Fig. 4. Targeting Nsun2 in T cells ameliorates Th17-mediated autoimmunity.

a–i The phenotype of wild-type and Nsun2^cKO mice under DSS-induced. Littermate wild-type (n = 6) and Nsun2^cKO (n = 6) mice were treated with 3% DSS. Body weight changes (a), hematoxylin-eosin (H&E) staining indicated the severity of colons damage and inflammatory infiltration (b), and colitis score (n = 15 image per group) (c). FACS showing the T cell subsets frequencies of mesenteric lymph nodes and spleen, including Th17 cell (n = 6 per group) (d), Th1 cell (n = 6 per group in mLN; n = 5 for WT and n = 6 for Nsun2^cKO in spleen) (e), Th2 cell (n = 6 per group) (f), and Treg cell (n = 6 per group) (g). h, i Immunofluorescence assay showing Th17 infiltration in the colons after DSS-induced colitis. Scale bar, 100 μm.
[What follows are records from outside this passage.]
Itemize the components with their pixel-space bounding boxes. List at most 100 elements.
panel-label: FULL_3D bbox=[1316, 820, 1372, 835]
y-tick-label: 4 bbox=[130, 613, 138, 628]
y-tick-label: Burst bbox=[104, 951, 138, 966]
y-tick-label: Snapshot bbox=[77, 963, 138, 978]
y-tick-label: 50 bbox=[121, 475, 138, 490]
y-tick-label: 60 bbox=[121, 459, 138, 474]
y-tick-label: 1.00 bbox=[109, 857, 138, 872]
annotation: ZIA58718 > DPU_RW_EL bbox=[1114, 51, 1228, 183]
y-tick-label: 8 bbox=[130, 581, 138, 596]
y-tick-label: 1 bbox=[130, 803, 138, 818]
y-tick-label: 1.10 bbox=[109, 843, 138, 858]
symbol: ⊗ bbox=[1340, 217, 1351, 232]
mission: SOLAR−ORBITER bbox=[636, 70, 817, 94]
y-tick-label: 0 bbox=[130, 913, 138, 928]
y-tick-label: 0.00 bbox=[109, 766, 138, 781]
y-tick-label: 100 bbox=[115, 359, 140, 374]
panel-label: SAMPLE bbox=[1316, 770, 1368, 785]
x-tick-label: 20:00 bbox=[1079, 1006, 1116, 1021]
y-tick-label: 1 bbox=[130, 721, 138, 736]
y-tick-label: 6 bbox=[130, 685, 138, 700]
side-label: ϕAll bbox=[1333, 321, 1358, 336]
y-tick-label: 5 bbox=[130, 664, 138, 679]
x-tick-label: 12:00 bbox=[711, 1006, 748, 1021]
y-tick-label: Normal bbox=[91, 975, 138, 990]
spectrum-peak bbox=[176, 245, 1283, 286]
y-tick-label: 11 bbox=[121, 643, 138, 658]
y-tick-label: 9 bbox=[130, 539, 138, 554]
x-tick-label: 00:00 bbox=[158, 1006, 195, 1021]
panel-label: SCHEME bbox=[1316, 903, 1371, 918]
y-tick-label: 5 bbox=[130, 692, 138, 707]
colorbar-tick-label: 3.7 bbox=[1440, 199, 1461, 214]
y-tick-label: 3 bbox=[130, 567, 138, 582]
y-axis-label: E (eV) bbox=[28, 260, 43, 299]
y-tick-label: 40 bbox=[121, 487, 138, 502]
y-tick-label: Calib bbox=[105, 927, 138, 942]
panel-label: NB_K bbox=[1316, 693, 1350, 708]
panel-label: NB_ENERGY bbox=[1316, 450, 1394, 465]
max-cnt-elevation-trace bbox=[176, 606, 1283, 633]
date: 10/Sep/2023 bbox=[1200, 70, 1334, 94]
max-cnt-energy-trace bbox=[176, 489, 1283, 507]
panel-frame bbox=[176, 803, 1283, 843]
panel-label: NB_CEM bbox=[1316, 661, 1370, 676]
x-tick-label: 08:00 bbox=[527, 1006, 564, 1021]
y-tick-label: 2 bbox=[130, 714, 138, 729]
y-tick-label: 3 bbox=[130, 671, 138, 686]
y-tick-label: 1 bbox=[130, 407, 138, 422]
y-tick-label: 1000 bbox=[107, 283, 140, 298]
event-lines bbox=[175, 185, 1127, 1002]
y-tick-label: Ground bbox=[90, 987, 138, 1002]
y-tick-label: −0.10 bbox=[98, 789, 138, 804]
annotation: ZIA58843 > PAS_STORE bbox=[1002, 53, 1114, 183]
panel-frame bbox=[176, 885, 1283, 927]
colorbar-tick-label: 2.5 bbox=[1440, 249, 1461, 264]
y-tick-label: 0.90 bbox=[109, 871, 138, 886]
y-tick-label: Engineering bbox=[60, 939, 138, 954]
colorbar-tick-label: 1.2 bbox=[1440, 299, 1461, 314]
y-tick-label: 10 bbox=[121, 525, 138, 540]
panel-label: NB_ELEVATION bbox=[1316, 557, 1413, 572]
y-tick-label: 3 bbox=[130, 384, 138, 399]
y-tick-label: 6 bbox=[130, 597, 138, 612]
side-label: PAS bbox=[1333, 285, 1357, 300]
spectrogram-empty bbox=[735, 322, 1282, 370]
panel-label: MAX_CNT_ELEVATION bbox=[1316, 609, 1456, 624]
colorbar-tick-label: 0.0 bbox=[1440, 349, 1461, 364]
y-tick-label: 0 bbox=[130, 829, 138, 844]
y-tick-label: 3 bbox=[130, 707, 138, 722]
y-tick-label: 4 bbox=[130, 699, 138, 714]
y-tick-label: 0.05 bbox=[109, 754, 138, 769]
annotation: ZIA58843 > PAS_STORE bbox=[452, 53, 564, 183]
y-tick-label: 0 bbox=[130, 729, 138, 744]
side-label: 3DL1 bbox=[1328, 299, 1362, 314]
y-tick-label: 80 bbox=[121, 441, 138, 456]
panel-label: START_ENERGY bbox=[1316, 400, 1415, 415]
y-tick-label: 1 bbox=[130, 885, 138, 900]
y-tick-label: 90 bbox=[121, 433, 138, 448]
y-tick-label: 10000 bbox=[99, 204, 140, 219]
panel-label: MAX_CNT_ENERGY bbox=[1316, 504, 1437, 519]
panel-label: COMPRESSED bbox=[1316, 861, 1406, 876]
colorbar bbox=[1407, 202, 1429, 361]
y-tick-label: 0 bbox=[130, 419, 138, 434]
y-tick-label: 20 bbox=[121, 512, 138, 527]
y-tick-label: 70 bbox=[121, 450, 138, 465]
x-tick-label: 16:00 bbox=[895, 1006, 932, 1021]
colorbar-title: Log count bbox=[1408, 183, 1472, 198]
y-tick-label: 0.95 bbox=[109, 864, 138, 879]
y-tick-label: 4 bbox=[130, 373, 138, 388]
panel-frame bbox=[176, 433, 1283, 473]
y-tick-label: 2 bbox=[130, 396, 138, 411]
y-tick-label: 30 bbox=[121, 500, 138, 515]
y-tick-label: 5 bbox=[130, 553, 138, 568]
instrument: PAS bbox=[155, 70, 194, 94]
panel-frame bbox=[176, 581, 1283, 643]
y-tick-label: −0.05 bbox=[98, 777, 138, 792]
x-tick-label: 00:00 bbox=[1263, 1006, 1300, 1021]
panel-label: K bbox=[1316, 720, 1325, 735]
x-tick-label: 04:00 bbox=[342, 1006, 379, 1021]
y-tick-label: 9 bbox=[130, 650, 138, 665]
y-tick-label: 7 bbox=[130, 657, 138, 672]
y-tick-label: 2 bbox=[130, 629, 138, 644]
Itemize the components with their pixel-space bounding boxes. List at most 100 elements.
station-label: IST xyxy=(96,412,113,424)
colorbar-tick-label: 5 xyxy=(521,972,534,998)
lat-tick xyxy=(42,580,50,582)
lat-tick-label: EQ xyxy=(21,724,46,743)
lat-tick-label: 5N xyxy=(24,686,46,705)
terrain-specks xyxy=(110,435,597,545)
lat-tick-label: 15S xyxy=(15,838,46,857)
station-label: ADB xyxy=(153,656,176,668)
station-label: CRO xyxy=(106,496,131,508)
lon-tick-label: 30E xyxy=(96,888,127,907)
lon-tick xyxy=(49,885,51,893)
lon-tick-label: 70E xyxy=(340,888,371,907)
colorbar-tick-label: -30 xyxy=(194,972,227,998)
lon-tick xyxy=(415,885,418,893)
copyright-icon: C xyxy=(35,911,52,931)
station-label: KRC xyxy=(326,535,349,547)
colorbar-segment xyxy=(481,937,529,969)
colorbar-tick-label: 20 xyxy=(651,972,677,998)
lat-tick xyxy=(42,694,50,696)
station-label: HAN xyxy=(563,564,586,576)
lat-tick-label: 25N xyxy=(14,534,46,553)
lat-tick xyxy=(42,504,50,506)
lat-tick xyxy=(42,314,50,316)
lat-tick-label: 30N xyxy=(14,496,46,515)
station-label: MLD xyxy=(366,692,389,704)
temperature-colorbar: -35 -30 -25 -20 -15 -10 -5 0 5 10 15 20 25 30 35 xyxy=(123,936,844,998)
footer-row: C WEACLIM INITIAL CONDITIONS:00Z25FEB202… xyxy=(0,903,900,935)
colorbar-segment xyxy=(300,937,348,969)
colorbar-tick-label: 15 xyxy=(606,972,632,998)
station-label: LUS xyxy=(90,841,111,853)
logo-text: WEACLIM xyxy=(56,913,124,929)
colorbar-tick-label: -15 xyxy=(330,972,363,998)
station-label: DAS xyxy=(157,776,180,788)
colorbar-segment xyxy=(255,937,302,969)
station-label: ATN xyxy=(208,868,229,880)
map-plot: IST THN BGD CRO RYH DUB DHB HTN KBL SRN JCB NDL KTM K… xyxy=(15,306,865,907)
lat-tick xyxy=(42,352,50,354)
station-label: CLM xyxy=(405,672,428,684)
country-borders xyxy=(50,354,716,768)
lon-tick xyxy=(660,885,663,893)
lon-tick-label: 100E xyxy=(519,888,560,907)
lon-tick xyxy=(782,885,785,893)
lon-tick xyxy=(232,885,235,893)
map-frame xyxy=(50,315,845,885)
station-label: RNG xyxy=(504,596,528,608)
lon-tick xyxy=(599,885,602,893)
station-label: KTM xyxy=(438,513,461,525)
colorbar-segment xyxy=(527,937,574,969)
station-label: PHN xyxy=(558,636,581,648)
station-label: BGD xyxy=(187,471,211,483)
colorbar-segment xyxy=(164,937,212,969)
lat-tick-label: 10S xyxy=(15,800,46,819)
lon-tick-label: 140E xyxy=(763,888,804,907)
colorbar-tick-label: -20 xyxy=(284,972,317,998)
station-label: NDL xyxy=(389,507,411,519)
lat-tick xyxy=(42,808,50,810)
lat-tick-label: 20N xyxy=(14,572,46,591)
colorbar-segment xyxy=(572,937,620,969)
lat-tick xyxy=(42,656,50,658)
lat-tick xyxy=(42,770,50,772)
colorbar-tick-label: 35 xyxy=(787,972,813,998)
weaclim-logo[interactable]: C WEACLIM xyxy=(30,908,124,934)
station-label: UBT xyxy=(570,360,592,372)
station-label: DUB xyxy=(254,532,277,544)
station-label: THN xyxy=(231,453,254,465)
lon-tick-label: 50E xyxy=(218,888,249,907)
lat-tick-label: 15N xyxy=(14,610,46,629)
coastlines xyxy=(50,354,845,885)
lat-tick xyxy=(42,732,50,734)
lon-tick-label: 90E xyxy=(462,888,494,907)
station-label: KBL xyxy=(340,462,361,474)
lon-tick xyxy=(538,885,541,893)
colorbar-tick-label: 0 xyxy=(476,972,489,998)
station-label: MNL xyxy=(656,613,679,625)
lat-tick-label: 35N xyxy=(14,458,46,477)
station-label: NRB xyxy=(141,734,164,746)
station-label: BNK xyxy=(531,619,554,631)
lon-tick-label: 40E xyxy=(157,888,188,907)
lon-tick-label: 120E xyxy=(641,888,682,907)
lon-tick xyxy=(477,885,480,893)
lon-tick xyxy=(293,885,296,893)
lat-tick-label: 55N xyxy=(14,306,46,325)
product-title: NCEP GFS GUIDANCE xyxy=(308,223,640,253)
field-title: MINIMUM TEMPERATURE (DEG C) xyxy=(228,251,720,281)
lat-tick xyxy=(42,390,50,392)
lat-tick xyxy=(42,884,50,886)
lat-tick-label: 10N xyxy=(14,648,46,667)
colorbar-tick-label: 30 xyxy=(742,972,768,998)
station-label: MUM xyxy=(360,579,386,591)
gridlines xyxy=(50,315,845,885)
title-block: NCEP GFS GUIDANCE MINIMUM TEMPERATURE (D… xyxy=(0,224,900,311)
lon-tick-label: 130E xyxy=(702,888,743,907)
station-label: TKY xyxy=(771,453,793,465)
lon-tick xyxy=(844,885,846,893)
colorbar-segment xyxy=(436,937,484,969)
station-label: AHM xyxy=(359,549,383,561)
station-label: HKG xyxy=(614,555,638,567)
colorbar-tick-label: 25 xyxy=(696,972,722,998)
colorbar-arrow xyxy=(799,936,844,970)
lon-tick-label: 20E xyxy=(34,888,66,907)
Statistical analysis of the frequency of IL-17A⁺ CD4⁺ T cells in colonic CD4⁺ T cells from immunofluorescence image (n = 18 for WT; n = 25 for Nsun2^cKO) (i). j, k The phenotype of wild-type and Nsun2^cKO naive T cell adoptively transferring into Rag1^-/- recipient mice. Representative hematoxylin-eosin staining indicated the severity of colons damage and inflammatory infiltration (j). Flow cytometry analysis of IFNγ⁺CD4⁺ T, IL-4⁺CD4⁺ T, IL-17A⁺CD4⁺ T, and Foxp3⁺CD4⁺ T cells frequency in each group recipient wild-type or Nsun2^cKOmice (n = 9 per group) (k). All data are representative of at least three independent experiments. P values were analyzed by two-tailed unpaired Student’s t-test (a, c–g, i and k). Error bars represent mean ± s.e.m. Source data are provided as a Source Data file.